Okay, here goes.
I've been putting this off for so long, because, well, I'm a lazy ass. For some time I've viewed a diary or a journal (to make it sound a bit mature), is well, premature. However, I've come to realize, with so much going on in my life, and all the constant changes, that sometimes, I feel lost. And when I do, I find myself looking back... all the stuff I've written, all the adventures I've taken. I read all of it, and I realize... I am vulnerable. I have doubts, anger, insecurities that makes me one of them. I am ordinary, normal, and human. No matter where I go, what I wear, what I feel, and what I want to become, I will always be this girl... writing down her feelings.
And so my dear friends, I didn't create this blog to entertain anyone. I made it so ten years down the road, I can read it all the same... and see where I started. It is the modern photo album passed down from generations to the other.
Everytime I start a post over this blog, I always have a distinct feeling. If was angry, I'd write an angry post. If I was sad, I'd write a sad post. But today, I actually feel indifferent, as I've felt everyday for the past months. I don't know if that's okay, or should I be worried, but here lies my indistinct thoughts. After all, it is where I am at the moment. Down in between, down at the bridge, found crossing the wall to the future.
A few weeks ago, I travelled to Malaysia, Thailand, and Singapore. I went there with my parents, and of course my little brother. It's been a while since I travelled out of the country. And it's amazing how travelling makes you feel alive. It makes you feel dead before and after too. Also, because it becomes the happiest point of the year, you feel the rest of the days bombed. And so you ask, what is it that I do before and after that makes it all okay going back. Was I excited to go back? No. I wasn't even excited before the sail.
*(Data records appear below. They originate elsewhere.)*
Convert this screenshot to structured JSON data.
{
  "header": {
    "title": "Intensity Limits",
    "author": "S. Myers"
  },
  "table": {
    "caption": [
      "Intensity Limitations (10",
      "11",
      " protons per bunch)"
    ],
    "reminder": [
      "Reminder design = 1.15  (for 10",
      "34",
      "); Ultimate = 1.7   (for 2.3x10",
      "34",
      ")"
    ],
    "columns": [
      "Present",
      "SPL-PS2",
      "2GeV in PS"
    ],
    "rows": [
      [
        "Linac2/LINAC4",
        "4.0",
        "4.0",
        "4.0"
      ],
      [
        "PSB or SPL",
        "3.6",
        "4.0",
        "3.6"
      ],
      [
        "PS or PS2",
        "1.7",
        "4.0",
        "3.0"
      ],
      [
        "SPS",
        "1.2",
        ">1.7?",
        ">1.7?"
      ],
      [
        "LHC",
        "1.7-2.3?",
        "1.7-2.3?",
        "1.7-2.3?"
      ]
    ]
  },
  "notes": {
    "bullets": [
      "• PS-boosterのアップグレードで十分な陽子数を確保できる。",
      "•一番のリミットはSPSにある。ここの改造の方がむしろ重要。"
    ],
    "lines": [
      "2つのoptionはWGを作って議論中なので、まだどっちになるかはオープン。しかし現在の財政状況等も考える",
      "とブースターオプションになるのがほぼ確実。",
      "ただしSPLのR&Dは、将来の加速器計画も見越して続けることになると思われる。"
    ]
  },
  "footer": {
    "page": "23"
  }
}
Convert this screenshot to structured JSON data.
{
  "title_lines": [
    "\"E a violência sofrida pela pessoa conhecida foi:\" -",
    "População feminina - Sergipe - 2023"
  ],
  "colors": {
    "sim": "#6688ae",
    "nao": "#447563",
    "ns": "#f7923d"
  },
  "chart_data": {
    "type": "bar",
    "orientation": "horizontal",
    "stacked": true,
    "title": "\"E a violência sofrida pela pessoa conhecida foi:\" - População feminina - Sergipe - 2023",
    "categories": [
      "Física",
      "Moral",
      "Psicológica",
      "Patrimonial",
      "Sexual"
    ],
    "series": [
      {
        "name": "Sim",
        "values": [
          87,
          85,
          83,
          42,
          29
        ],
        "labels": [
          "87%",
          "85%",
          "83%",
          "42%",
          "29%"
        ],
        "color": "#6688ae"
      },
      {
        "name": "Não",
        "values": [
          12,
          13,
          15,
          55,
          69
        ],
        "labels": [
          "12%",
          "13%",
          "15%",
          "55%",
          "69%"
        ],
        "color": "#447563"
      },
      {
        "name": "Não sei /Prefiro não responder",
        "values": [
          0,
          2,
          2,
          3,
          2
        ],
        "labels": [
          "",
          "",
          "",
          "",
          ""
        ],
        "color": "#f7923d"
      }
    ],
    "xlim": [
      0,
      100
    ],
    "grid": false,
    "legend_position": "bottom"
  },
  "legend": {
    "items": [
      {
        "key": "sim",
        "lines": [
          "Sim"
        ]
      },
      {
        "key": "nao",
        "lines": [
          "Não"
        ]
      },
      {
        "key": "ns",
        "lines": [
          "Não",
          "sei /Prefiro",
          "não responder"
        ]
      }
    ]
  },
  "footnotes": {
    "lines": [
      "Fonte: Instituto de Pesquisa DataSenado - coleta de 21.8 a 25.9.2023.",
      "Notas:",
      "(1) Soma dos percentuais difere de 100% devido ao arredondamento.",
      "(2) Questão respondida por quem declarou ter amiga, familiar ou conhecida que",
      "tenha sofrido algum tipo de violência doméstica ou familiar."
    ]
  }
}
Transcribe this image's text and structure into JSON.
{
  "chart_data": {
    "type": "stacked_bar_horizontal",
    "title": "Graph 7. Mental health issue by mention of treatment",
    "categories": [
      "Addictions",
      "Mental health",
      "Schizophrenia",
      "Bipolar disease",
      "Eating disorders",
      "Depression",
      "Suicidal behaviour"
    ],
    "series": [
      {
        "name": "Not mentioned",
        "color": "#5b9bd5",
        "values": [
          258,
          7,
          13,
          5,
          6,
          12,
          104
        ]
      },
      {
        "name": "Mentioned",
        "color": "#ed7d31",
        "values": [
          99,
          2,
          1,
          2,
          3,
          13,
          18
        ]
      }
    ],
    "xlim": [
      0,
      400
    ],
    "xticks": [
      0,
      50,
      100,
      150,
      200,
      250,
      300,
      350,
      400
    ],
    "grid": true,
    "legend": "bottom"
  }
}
I was already stressed out by the amount of work waiting for me when I get back. I was worried that I left something behind, or wasn't able to do something I should have had. My dear friends, I have a great job. I have the greatest workmates. And as I have mentioned before, I am still in search of something missing. One of my friends told me that dreading to go to work everyday is completely normal. All kinds of job makes you hate work itself but you stay regardless because of the people. Now tell me, am I supposed to believe that was normal? And by normal means living the same for the rest of my life? If that is life indeed then wtf: it is no fun. And for someone to accept such thing as normality is absurd. I believe I am at a temporary state. I am still searching for freedom, and happiness.
And maybe I've tasted a blink of that for a week. Going in to a cruise, I was warned of getting sea sick. There were all sorts of threats and warnings, making me want to back out of the trip. It's very sad that people expect the worse when it's actually VERY FUN. It wasn't uncomfortable at all. In fact, I didn't feel a thing. It was a very smooth ride, and for a while I was detached from the world. Without WiFi or any sort of signal from the ground, I felt very light, non pressured, and genuinely happy. And the week felt like a year. It feels normal. There was no messages from people, no expectations from anyone. No any type of noise, or pollution. There's no bad news, no loveteams breaking up here and there. No new trailers to watch out for. No obligation to upload anything. It was the ultimate vacation.
And I would want to go back.
Celebrity Millenium,
Until the next voyage,
I'll follow suit.
xo
PS I know this isn't at all in any detail. I'm still a lazy ass.